España en las últimas décadas ha generado una sociedad razonablemente educada y educadora, (junto con Corea del Sur, la nación que más ha mejorado de la OCDE en los últimos 50 años). Goza de un muy digno sistema educativo que ha sido capaz de evolucionar para atender con solvencia y eficiencia retos de la envergadura de la democratización del acceso a la educación, la asunción de los derechos humanos en la convivencia, la incorporación a Europa o la integración de la inmigración. Es cierto que con la importante grieta del abandono escolar, en especial en momentos de bonanza económica.
Aun así, más allá de inevitables diferencias en un tema tan ideológico como es la educación, el debate educativo en España con frecuencia nos remite a un melancólico, cuando no simplemente descreído, enfrentamiento sobre intereses que apenas tienen que ver ni con el aprendizaje, ni con los niños y jóvenes. La ocupación del espacio público por esta “Wrestling” es muy difícil de compatibilizar con la construcción de un discurso educativo compartido.

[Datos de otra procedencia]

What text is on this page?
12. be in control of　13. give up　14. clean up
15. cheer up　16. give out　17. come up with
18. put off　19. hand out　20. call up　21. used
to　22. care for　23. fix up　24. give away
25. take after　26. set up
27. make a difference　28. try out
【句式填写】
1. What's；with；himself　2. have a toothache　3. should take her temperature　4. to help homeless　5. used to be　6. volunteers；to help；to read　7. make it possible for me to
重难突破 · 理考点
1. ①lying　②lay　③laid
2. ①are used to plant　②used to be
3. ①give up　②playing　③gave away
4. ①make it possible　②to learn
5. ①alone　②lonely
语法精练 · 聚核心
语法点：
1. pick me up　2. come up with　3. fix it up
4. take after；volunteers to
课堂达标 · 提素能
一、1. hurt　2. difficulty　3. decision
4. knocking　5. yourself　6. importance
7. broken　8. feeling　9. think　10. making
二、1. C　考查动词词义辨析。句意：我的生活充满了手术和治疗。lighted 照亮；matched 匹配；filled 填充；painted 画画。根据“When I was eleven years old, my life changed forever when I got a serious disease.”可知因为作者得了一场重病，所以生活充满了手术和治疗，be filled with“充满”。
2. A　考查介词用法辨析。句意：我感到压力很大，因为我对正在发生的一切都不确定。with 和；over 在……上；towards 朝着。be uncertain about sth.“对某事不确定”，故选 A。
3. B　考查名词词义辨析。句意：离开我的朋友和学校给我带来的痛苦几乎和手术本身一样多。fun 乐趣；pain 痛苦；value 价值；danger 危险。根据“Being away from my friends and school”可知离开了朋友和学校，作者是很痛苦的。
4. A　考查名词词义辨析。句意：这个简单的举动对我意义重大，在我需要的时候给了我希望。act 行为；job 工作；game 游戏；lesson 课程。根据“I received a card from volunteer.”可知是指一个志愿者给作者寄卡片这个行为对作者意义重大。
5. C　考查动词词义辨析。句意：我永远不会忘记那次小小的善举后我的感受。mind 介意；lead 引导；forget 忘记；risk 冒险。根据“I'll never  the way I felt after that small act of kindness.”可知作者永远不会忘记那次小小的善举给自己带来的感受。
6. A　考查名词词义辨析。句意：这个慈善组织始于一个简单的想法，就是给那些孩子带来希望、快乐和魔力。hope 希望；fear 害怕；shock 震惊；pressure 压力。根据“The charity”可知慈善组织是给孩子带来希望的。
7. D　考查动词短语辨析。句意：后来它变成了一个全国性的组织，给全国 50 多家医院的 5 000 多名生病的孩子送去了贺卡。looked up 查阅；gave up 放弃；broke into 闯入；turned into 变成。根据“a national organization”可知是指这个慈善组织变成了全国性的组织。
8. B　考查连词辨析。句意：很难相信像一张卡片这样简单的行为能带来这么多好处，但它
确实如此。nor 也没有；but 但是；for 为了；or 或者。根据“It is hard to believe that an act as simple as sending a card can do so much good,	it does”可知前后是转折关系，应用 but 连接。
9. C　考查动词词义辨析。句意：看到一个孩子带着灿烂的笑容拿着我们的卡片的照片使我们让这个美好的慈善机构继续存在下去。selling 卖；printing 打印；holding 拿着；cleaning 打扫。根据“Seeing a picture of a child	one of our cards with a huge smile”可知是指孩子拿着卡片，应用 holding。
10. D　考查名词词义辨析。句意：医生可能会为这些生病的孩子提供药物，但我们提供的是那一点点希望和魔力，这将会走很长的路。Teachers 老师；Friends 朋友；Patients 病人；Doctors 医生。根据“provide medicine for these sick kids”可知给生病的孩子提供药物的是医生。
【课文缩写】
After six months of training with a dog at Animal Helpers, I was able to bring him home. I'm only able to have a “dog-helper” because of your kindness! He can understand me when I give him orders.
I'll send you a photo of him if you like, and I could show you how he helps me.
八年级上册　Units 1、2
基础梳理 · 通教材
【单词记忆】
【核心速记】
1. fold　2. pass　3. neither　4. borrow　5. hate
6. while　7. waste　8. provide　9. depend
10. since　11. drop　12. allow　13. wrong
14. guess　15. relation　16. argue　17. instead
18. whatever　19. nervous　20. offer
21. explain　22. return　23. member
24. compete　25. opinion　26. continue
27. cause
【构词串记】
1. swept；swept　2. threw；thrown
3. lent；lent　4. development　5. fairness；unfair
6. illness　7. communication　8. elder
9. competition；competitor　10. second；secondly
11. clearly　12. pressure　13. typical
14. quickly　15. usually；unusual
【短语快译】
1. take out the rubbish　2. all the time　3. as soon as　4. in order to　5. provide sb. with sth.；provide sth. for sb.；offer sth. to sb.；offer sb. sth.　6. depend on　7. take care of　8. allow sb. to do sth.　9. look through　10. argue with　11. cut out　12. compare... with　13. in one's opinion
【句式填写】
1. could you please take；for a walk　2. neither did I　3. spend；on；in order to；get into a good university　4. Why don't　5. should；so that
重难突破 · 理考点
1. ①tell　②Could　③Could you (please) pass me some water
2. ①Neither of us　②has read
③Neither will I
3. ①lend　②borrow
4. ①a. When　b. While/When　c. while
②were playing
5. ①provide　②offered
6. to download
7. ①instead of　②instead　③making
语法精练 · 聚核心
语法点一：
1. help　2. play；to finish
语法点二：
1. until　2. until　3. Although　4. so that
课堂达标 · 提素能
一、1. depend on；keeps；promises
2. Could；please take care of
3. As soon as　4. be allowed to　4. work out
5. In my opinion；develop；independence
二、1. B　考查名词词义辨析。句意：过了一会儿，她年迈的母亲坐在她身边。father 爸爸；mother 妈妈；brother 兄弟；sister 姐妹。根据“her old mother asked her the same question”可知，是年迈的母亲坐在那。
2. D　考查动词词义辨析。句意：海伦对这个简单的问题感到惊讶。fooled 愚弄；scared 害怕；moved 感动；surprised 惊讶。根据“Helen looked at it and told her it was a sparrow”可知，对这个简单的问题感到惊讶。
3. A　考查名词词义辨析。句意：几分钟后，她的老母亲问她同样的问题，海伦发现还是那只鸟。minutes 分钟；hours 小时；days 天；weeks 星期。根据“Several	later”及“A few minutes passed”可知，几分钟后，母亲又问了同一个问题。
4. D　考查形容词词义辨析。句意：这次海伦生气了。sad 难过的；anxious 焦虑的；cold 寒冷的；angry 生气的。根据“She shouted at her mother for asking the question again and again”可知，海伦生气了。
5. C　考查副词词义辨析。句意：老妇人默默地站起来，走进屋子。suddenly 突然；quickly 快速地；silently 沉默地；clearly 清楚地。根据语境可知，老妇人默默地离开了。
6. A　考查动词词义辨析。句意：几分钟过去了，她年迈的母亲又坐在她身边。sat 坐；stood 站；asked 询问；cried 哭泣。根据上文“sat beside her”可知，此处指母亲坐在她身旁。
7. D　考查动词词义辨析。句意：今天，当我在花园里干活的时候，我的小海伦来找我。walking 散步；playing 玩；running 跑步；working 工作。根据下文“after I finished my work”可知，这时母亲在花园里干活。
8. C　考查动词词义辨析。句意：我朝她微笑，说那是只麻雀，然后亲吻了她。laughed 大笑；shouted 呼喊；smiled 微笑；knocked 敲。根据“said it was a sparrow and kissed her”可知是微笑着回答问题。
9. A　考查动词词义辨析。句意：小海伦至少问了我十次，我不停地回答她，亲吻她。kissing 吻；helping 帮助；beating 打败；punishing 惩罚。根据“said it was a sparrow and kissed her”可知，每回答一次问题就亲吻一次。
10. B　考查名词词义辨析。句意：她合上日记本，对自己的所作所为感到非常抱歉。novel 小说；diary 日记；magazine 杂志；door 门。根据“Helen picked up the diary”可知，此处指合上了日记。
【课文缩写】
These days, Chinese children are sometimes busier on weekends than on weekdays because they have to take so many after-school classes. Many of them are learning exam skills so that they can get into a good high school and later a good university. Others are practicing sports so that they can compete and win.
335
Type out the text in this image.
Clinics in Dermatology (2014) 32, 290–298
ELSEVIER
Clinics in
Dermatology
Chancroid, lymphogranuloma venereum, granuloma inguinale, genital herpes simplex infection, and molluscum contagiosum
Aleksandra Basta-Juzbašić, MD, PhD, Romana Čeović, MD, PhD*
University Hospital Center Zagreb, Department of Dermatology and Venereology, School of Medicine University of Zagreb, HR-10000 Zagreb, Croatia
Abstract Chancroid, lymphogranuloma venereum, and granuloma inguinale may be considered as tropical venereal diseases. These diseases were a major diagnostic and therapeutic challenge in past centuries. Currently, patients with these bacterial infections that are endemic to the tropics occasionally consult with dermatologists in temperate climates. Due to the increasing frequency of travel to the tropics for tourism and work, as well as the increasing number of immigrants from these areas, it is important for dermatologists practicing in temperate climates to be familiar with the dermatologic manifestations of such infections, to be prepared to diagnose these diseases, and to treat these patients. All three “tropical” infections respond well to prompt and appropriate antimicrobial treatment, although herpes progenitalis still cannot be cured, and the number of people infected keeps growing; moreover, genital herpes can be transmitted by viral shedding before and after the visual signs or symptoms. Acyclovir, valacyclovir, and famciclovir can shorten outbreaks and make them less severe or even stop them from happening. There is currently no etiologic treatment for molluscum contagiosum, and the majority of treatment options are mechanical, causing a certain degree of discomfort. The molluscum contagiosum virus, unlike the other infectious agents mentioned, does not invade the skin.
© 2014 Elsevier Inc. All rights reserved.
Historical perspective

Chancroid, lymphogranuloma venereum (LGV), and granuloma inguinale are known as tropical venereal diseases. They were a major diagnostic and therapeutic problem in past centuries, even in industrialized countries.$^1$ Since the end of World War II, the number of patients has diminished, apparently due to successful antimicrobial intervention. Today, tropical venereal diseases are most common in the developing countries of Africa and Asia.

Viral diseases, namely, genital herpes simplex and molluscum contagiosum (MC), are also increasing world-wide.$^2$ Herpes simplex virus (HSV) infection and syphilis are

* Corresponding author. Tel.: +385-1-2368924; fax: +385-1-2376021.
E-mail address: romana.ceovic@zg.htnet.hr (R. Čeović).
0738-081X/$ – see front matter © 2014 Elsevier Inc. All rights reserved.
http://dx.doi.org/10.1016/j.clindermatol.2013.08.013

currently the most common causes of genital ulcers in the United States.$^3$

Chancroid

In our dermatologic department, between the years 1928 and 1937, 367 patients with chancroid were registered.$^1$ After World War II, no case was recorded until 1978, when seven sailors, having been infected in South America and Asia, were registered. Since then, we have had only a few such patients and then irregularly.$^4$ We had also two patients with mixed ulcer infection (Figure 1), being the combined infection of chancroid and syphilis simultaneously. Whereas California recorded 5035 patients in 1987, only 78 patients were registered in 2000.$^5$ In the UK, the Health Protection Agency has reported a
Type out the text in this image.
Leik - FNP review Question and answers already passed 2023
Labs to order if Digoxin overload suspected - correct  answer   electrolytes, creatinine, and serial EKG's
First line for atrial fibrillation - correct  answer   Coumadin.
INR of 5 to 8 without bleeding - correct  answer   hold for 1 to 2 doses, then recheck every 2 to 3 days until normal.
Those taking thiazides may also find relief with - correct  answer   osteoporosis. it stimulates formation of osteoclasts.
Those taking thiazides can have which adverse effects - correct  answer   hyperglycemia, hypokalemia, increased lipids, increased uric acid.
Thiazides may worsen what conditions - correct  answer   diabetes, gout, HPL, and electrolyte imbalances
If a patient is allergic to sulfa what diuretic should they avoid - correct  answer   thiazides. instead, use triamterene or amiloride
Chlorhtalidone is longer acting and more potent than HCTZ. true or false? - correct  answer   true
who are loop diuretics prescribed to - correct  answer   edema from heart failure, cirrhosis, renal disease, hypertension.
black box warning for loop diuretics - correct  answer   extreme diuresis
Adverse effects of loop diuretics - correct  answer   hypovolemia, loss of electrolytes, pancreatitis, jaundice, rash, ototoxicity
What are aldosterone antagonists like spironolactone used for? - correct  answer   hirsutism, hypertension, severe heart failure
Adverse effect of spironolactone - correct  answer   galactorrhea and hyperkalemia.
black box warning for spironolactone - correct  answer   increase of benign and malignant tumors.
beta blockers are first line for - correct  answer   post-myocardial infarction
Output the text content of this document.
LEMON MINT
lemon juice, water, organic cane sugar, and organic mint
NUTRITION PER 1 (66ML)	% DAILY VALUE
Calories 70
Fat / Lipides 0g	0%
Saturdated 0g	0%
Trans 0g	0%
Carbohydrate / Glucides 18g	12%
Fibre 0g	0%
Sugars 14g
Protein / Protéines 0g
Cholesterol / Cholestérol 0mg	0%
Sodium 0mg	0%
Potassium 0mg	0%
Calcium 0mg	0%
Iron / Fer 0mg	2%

La falta de un proyecto educativo nacional que dé respuesta a los cambios sociales, económicos y culturales de las últimas décadas supone una grave amenaza para la sostenibilidad del ya cuestionado Estado de bienestar. Con muchas probabilidades, una de las primeras víctimas de esta crisis sería el sistema educativo escolar, tal y como lo entendemos actualmente. La paradoja de una educación formal incapaz de generar el aprendizaje socialmente necesario, dispara su vulnerabilidad frente a las amenazas sistémicas y globales que sufre.